P.S. His new job is going well .
it seems to be a very common thing from what I gather if you go to court to try and get contact order to see you grand children then the son/daughter or inlaws will try to indicate you are mentally unstable.
My daughter I am ashamed to say said they would insist I saw a physciatrist which I would have not problem with as it would make her look a fool apparently my solicitor said I would have to pay for it!
We have not got to that stage but so feel for you Suebeck that is was so unpleasant for you.
we can only live from day to day and focus on the positives in our lives
big hugs xxx
suebeck my heart goes out to you ((hugs)) I just don't understand why men feel the need to control as they do,is there no chance you can get in touch with your SILs parents and explain the situation are they aware how their son is behaving ? 
Suebeck so sorry to hear of all your troubles , try to be strong . 
susiebeck, I have no words for your predicament, just ((((hugs)))), x x.
Ella 46 Yes it is absolutely heartbreaking. I live on my own (apart from my beautiful Golden Retriever), so at times my mind goes round and round with this. Fortunately I have really good friends who have listened to me and supported me. The last words from one of my grandchildren were "mama mama please dont go I will never see you again". She was six at the time. Later in the schoolyard she said " I love you so much Mama, but I am not allowed to speak to you any more"! Horrendous. I found the articles by Dr Joe Carver Psychiatrist very helpful, particularly "Dating a Loser" Love and the Stockholm Syndrome", as my beautiful daughter has been abusive to me. Dr Carver explained why. She was once my greatest friend, a kind, loving daughter. Also Tears and Healing is another good book. I believe that knowledge is power. Without my friends and my dog, I think that I would have had a nervous breakdown, but I wont let him beat me down.
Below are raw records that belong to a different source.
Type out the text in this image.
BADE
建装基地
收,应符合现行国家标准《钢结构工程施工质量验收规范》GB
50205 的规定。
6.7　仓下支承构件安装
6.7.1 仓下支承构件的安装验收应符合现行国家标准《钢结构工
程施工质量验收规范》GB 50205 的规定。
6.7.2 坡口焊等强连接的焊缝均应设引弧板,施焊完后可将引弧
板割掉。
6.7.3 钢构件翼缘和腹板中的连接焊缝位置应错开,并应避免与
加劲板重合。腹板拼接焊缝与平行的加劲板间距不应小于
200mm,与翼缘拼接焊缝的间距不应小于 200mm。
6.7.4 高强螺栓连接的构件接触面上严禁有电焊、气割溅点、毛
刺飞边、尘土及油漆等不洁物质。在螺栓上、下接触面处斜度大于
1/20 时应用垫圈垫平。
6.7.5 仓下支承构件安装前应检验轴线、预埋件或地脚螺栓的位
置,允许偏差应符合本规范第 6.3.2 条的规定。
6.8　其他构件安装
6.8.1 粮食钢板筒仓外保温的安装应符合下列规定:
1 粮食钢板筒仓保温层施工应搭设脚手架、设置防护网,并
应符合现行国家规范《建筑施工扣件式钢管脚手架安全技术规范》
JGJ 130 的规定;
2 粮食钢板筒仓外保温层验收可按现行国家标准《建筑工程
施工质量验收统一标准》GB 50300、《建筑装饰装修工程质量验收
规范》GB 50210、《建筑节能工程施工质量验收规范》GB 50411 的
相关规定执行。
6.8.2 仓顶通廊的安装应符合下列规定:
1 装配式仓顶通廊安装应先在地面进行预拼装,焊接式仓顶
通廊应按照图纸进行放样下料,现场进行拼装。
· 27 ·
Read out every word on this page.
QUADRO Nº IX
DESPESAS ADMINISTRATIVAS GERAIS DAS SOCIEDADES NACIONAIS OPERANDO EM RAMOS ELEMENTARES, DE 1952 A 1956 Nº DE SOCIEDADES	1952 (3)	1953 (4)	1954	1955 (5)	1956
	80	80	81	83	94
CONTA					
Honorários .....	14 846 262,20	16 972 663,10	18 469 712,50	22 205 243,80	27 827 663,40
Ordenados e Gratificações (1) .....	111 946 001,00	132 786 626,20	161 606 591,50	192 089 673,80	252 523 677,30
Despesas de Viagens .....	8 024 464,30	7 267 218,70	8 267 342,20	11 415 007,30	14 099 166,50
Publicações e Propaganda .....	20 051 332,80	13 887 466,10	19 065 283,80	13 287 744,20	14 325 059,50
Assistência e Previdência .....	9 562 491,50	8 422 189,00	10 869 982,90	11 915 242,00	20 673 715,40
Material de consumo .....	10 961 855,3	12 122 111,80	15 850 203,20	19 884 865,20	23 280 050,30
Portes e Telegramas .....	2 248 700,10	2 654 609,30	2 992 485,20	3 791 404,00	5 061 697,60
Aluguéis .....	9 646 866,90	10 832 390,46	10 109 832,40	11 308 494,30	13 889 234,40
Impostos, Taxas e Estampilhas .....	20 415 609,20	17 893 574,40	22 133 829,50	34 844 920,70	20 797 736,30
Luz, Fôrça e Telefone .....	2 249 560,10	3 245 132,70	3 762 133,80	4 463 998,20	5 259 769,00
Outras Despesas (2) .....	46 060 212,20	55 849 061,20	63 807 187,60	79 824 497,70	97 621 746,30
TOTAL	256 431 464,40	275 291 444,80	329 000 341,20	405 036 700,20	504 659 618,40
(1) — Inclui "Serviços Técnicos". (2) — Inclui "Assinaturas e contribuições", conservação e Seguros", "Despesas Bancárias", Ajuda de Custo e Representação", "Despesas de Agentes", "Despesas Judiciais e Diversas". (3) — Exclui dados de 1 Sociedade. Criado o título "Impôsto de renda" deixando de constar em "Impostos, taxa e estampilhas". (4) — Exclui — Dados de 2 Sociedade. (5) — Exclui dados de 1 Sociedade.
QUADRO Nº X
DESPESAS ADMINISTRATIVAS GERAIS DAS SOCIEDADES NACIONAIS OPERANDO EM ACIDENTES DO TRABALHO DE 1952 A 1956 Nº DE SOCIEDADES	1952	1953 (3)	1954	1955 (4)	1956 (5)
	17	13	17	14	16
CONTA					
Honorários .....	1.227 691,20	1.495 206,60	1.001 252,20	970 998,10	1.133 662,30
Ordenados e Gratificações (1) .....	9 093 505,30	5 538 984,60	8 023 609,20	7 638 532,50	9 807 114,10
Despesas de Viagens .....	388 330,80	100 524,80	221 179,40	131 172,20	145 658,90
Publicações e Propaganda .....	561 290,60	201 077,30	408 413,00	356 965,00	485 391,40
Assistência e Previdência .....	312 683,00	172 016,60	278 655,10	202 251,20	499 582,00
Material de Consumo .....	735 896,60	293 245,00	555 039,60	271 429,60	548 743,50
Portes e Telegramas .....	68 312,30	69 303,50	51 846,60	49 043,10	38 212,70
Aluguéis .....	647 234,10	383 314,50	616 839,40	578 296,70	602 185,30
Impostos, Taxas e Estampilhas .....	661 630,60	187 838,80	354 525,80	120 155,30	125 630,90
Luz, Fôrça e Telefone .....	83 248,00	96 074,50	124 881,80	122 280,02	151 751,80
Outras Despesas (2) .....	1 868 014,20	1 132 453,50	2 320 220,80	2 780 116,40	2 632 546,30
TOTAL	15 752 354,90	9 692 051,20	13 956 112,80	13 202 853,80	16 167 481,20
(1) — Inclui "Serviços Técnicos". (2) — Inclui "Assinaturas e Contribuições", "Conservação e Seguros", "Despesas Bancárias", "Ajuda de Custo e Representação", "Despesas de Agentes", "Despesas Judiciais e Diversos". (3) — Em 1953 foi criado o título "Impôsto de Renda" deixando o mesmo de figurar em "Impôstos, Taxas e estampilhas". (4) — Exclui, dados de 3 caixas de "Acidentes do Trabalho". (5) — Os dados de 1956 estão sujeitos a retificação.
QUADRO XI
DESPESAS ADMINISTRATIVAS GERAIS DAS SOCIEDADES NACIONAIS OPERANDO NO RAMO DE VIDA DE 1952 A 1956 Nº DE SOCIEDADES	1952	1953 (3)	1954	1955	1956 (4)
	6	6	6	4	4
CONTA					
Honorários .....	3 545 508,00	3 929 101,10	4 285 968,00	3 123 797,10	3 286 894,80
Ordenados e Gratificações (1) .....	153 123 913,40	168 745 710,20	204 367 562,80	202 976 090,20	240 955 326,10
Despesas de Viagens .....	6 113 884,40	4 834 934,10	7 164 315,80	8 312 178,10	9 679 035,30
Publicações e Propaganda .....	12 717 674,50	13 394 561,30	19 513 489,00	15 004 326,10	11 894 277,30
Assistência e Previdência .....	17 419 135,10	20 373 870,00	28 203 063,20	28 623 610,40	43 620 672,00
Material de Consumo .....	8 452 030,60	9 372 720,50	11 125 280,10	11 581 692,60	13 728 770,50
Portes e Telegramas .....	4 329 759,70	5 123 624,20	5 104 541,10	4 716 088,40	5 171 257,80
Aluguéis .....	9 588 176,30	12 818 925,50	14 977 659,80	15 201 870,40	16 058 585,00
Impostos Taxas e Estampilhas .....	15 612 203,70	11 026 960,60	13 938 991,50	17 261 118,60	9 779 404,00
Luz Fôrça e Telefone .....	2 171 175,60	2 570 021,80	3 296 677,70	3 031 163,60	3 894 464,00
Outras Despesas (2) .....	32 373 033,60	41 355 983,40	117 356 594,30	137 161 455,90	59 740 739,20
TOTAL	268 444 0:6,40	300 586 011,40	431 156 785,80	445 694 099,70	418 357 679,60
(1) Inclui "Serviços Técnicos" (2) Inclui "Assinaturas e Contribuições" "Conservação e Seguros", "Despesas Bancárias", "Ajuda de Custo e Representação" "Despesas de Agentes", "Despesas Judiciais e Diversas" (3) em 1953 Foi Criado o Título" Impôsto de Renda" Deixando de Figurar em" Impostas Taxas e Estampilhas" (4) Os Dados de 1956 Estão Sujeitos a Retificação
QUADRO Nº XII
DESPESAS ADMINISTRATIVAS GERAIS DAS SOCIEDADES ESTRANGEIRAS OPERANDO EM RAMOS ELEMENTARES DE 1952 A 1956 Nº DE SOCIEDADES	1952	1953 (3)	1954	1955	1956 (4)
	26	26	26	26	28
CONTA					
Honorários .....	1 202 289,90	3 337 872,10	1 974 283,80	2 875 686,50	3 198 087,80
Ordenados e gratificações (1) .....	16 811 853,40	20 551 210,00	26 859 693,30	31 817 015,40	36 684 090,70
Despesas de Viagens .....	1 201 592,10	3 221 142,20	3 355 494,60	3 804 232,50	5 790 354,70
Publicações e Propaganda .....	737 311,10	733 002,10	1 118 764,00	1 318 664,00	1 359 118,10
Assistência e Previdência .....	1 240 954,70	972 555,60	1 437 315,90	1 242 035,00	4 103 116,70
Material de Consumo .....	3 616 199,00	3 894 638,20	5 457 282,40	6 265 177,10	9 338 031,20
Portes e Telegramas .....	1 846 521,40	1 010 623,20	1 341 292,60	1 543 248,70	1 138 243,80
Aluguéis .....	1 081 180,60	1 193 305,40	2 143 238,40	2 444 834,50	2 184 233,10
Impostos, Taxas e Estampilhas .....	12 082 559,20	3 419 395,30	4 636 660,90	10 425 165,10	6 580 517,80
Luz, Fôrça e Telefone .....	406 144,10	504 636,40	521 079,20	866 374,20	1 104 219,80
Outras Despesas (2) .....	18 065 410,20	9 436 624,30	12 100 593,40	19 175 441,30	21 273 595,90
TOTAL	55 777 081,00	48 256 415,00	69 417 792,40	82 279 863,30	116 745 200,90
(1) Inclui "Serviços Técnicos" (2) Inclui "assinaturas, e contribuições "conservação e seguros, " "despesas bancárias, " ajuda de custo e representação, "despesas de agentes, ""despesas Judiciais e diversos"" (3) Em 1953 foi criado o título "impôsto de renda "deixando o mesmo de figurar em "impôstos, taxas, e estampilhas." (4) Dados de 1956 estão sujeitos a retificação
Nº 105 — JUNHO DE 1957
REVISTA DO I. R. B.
suebeck that is heartbreaking.
I don't know what to say or how you all bear this 
Anne and Graham. During the Court proceedings my sil sat and lied about me, saying that I had mental health problems and his opinion (sil) unless I saw a Psychiatrist I would never see my granddaughters again. Both the Magistrate and
the man from Social Services looked horrified at this, as was I. I have a good career and am certainly not insane. My sil had also managed to get an appointment at my Surgery (not his) trying to convince my GP also. She phoned me to ask what was going on, she knew that something was not right with this. She felt that it was preconceived on his part, and utter nonsense. In Court I agreed to see a Psychiatrist as I felt that I was being blackmailed, and I would do anything to see my grandchildren. I was advised not to go ahead with this, as my sil could then say that I had had to see a Psychiatrist, and so could build a case against me. So, I therefore, changed my mind later, after the Hearing, and have just walked away from it all. I was also reported to the R.S.P.C.A, again false accusations, and I assume he had done that too. I think that sil is a sociopath, full of lies, deceit etc. charming, plausible, fraudulent. I have kept silent over the years, but seeing her health deteriorate. I cant do any more, I have tried everything, apologising for calling him a bully (which he is), no arguments, just his face in mine and walking towards me in a threatening manner and calling me insane. Fortunately I could keep calm, turn my back and walk away. When will it end? The worst part for me is this feeling of being in limbo. Love to you all who are going through this cruel behaviour.